Michael saw himself closing the wound, binding the skin with a staple gun, laying on the dressing. Langiello asked Michael to describe his marriage and Michael gave Langiello a few sentences, then talked about how hard things were on the children, about how he wished he could get them into counseling. Langiello nodded sympathetically, said that he might be able to make a recommendation, that he didn't think their objectives were far apart.

“Then you
agree
with me?” Michael asked. “You really do think I should have the children with me more?”

“Sure. Only you have to remember that I don't have final say. I do my investigation, I file my report, I make recommendations if I want.” Langiello smiled. “But don't worry. We have leverage. My uncle just happens to be the judge, or did I tell you that already?”
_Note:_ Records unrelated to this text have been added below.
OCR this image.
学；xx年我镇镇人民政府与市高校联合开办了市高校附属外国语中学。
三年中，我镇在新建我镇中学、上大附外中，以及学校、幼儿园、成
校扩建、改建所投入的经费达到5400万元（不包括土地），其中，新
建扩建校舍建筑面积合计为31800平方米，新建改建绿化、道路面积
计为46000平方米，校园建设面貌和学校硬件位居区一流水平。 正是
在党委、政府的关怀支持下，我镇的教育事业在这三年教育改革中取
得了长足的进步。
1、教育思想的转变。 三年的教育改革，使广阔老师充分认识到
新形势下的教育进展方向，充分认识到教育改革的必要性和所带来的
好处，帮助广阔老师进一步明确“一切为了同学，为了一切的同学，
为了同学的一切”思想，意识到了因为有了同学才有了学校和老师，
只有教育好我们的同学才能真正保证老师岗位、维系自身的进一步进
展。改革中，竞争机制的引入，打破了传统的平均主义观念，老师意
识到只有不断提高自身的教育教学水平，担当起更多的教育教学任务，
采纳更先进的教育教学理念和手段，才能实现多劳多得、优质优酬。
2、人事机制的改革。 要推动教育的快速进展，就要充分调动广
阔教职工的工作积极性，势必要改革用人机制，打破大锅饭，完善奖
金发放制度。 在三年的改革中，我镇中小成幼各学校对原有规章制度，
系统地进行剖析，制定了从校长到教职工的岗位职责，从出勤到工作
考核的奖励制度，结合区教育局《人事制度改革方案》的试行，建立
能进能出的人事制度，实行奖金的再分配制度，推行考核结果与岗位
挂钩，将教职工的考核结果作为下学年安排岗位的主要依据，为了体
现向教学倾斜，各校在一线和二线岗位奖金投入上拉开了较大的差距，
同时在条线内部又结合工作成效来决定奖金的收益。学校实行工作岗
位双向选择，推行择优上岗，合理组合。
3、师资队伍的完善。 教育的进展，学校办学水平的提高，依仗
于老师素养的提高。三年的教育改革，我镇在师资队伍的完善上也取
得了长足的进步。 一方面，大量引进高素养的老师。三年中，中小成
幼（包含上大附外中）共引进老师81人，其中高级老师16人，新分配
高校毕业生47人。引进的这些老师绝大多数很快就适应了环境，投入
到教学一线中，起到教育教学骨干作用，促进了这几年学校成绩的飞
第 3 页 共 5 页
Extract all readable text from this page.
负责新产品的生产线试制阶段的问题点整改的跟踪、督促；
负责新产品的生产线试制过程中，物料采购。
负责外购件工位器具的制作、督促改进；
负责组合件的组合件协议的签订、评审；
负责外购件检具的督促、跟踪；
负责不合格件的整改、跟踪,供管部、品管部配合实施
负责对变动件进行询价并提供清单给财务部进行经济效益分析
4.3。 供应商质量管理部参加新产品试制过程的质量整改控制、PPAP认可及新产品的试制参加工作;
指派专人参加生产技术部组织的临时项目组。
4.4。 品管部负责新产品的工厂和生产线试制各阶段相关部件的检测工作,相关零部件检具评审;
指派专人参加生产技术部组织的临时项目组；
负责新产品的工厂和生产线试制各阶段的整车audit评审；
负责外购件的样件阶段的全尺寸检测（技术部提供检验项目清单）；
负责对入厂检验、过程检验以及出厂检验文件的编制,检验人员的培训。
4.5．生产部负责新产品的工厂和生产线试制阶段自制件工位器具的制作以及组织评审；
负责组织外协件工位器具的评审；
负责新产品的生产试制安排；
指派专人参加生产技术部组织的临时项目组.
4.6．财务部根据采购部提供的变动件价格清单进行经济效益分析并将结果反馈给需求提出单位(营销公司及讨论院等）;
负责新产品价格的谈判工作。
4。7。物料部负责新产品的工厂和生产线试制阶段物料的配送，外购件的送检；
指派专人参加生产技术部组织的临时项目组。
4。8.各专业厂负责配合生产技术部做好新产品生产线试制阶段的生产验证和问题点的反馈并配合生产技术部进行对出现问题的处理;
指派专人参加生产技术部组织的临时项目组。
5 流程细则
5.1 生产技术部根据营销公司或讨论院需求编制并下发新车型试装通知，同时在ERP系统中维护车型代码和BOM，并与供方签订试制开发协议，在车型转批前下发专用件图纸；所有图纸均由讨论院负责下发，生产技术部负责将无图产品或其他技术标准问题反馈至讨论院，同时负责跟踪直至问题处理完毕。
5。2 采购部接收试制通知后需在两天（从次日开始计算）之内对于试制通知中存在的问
Michael felt his heart surge, pump. He tried to show nothing.

“You got some time?” Langiello asked.

“Time?”

“Afterward. You got any appointments, or are you free?” “I have time. I left the afternoon open. I don't have to be back in the city until four-thirty.”

“Good. So how about after lunch, we walk around the neighborhood? I'll show you where I was born—where my old man had his store.”

If Jerry were reasonably calm, Michael thought, he would bring him here the next time. Jerry loved Italian food. If they succeeded in getting through the meal without incident, he decided, he would bring the children the time after that. Michael looked down, knew that the spirals on the gnocchi were there so that they would resemble seashells. He ate. He told Langiello that he would love to walk around the neighborhood with him, and while he talked he thought of the ocean, of Brighton Beach, of sand castles. He saw himself on the beach with Jerry, smoothing down a spiral runway that ran from the top of the castle to the bottom. He set a pink ball at the top, watched it circle downward. Jerry clapped. They dug out tunnels that let in the ocean. They built moats. They mixed water and sand, and let the mixture drip onto the castle's turrets.